* The tool is not obscure, it's packaged in most distributions.[1][2][3] It was written and maintained by Colin Percival, aka "the tarnsnap guy" or "the guy who invented scrypt". He is the security officer for FreeBSD.
* spiped can be used transparently by just putting a "ProxyCommand" in your ssh_config. This means you can connect to a server just by using "ssh", normally. (as opposed to wireguard where you need to always be on your VPN, otherwise connnect to your VPN manually before running ssh)
* As opposed to wireguard which runs in the kernel, spiped can easily be set-up to run as a user, and be fully hardened by using the correct systemd .service configuration [4]
* The protocol is much more lightweight than TLS (used by stunnel), it's just AES, padded to 1024 bytes with a 32 bit checksum. [5]
* The private key is much easier to set up than stunnel's TLS certificate, "dd if=/dev/urandom count=4 bs=1k of=key" and you're good to go.
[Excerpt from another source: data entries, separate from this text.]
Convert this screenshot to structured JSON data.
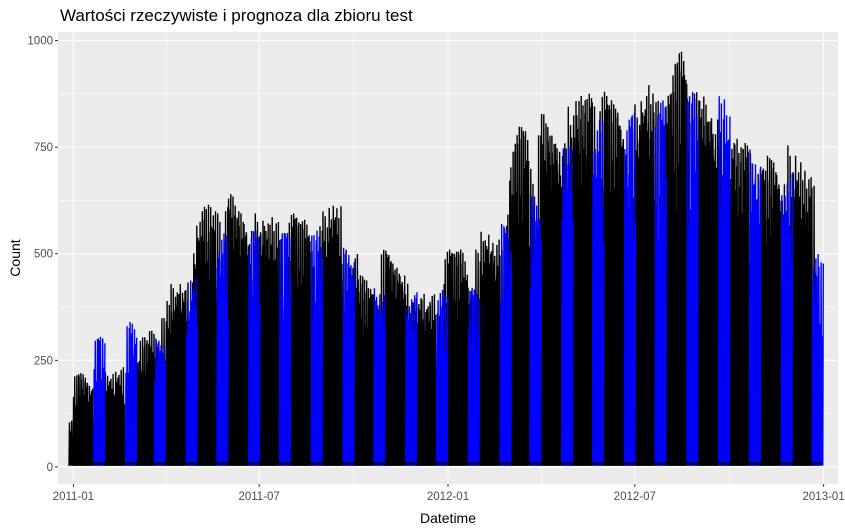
{
  "chart_data": {
    "type": "line",
    "title": "Wartości rzeczywiste i prognoza dla zbioru test",
    "xlabel": "Datetime",
    "ylabel": "Count",
    "xlim": [
      "2010-12-17",
      "2013-01-15"
    ],
    "ylim": [
      -40,
      1020
    ],
    "x_ticks": [
      "2011-01-01",
      "2011-07-01",
      "2012-01-01",
      "2012-07-01",
      "2013-01-01"
    ],
    "x_tick_labels": [
      "2011-01",
      "2011-07",
      "2012-01",
      "2012-07",
      "2013-01"
    ],
    "y_ticks": [
      0,
      250,
      500,
      750,
      1000
    ],
    "y_tick_labels": [
      "0",
      "250",
      "500",
      "750",
      "1000"
    ],
    "grid": true,
    "legend": "none",
    "series": [
      {
        "color": "#000000",
        "x": [
          "2011-01-01",
          "2011-01-05",
          "2011-01-10",
          "2011-01-15",
          "2011-01-19",
          "2011-02-01",
          "2011-02-05",
          "2011-02-10",
          "2011-02-15",
          "2011-02-19",
          "2011-03-01",
          "2011-03-05",
          "2011-03-10",
          "2011-03-15",
          "2011-03-19",
          "2011-04-01",
          "2011-04-05",
          "2011-04-10",
          "2011-04-15",
          "2011-04-19",
          "2011-05-01",
          "2011-05-05",
          "2011-05-10",
          "2011-05-15",
          "2011-05-19",
          "2011-06-01",
          "2011-06-05",
          "2011-06-10",
          "2011-06-15",
          "2011-06-19",
          "2011-07-01",
          "2011-07-05",
          "2011-07-10",
          "2011-07-15",
          "2011-07-19",
          "2011-08-01",
          "2011-08-05",
          "2011-08-10",
          "2011-08-15",
          "2011-08-19",
          "2011-09-01",
          "2011-09-05",
          "2011-09-10",
          "2011-09-15",
          "2011-09-19",
          "2011-10-01",
          "2011-10-05",
          "2011-10-10",
          "2011-10-15",
          "2011-10-19",
          "2011-11-01",
          "2011-11-05",
          "2011-11-10",
          "2011-11-15",
          "2011-11-19",
          "2011-12-01",
          "2011-12-05",
          "2011-12-10",
          "2011-12-15",
          "2011-12-19",
          "2012-01-01",
          "2012-01-05",
          "2012-01-10",
          "2012-01-15",
          "2012-01-19",
          "2012-02-01",
          "2012-02-05",
          "2012-02-10",
          "2012-02-15",
          "2012-02-19",
          "2012-03-01",
          "2012-03-05",
          "2012-03-10",
          "2012-03-15",
          "2012-03-19",
          "2012-04-01",
          "2012-04-05",
          "2012-04-10",
          "2012-04-15",
          "2012-04-19",
          "2012-05-01",
          "2012-05-05",
          "2012-05-10",
          "2012-05-15",
          "2012-05-19",
          "2012-06-01",
          "2012-06-05",
          "2012-06-10",
          "2012-06-15",
          "2012-06-19",
          "2012-07-01",
          "2012-07-05",
          "2012-07-10",
          "2012-07-15",
          "2012-07-19",
          "2012-08-01",
          "2012-08-05",
          "2012-08-10",
          "2012-08-15",
          "2012-08-19",
          "2012-09-01",
          "2012-09-05",
          "2012-09-10",
          "2012-09-15",
          "2012-09-19",
          "2012-10-01",
          "2012-10-05",
          "2012-10-10",
          "2012-10-15",
          "2012-10-19",
          "2012-11-01",
          "2012-11-05",
          "2012-11-10",
          "2012-11-15",
          "2012-11-19",
          "2012-12-01",
          "2012-12-05",
          "2012-12-10",
          "2012-12-15",
          "2012-12-19"
        ],
        "y": [
          110,
          215,
          220,
          200,
          130,
          200,
          225,
          185,
          235,
          150,
          245,
          230,
          305,
          290,
          320,
          350,
          390,
          430,
          420,
          440,
          540,
          610,
          615,
          560,
          600,
          610,
          640,
          590,
          600,
          575,
          600,
          575,
          590,
          575,
          535,
          595,
          585,
          570,
          580,
          540,
          565,
          600,
          620,
          625,
          510,
          500,
          450,
          440,
          420,
          405,
          510,
          500,
          480,
          470,
          450,
          400,
          410,
          380,
          405,
          360,
          510,
          500,
          505,
          510,
          445,
          510,
          560,
          540,
          535,
          510,
          640,
          760,
          800,
          790,
          720,
          780,
          830,
          800,
          780,
          770,
          870,
          870,
          860,
          875,
          855,
          880,
          850,
          860,
          840,
          800,
          830,
          860,
          900,
          880,
          860,
          875,
          880,
          950,
          975,
          920,
          880,
          860,
          870,
          830,
          800,
          760,
          770,
          750,
          760,
          740,
          700,
          700,
          730,
          720,
          690,
          760,
          720,
          700,
          680,
          660
        ]
      },
      {
        "color": "#0000ff",
        "x": [
          "2011-01-24",
          "2011-01-28",
          "2011-02-24",
          "2011-02-28",
          "2011-03-24",
          "2011-03-28",
          "2011-04-24",
          "2011-04-28",
          "2011-05-24",
          "2011-05-28",
          "2011-06-24",
          "2011-06-28",
          "2011-07-24",
          "2011-07-28",
          "2011-08-24",
          "2011-08-28",
          "2011-09-24",
          "2011-09-28",
          "2011-10-24",
          "2011-10-28",
          "2011-11-24",
          "2011-11-28",
          "2011-12-24",
          "2011-12-28",
          "2012-01-24",
          "2012-01-28",
          "2012-02-24",
          "2012-02-28",
          "2012-03-24",
          "2012-03-28",
          "2012-04-24",
          "2012-04-28",
          "2012-05-24",
          "2012-05-28",
          "2012-06-24",
          "2012-06-28",
          "2012-07-24",
          "2012-07-28",
          "2012-08-24",
          "2012-08-28",
          "2012-09-24",
          "2012-09-28",
          "2012-10-24",
          "2012-10-28",
          "2012-11-24",
          "2012-11-28",
          "2012-12-24",
          "2012-12-28"
        ],
        "y": [
          300,
          305,
          330,
          340,
          305,
          300,
          410,
          460,
          550,
          545,
          555,
          540,
          550,
          550,
          545,
          555,
          515,
          510,
          430,
          410,
          400,
          410,
          415,
          400,
          420,
          410,
          570,
          560,
          640,
          640,
          780,
          780,
          820,
          815,
          820,
          830,
          830,
          860,
          870,
          880,
          870,
          880,
          760,
          720,
          680,
          690,
          500,
          480
        ]
      }
    ]
  }
}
> The private key is much easier to set up than stunnel's TLS certificate, "dd if=/dev/urandom count=4 bs=1k of=key" and you're good to go.
The spiped documentation recommends a key size with a minimum of 256b of entropy. I'm curious why you've chosen such a large key size (4096b) here? Is there anything to suggest 256b is no longer sufficient for the general case?
Force of habit. No particular reason, "4kiB feels like a nice number", cargo culting. Choose one :) .
It doesn't matter if you have more than 256 bits, as your key file gets hashed with SHA256 at the end[1]. It could be 5GiB it would be the same. So yes, you're right to mention that more bits don't add more security.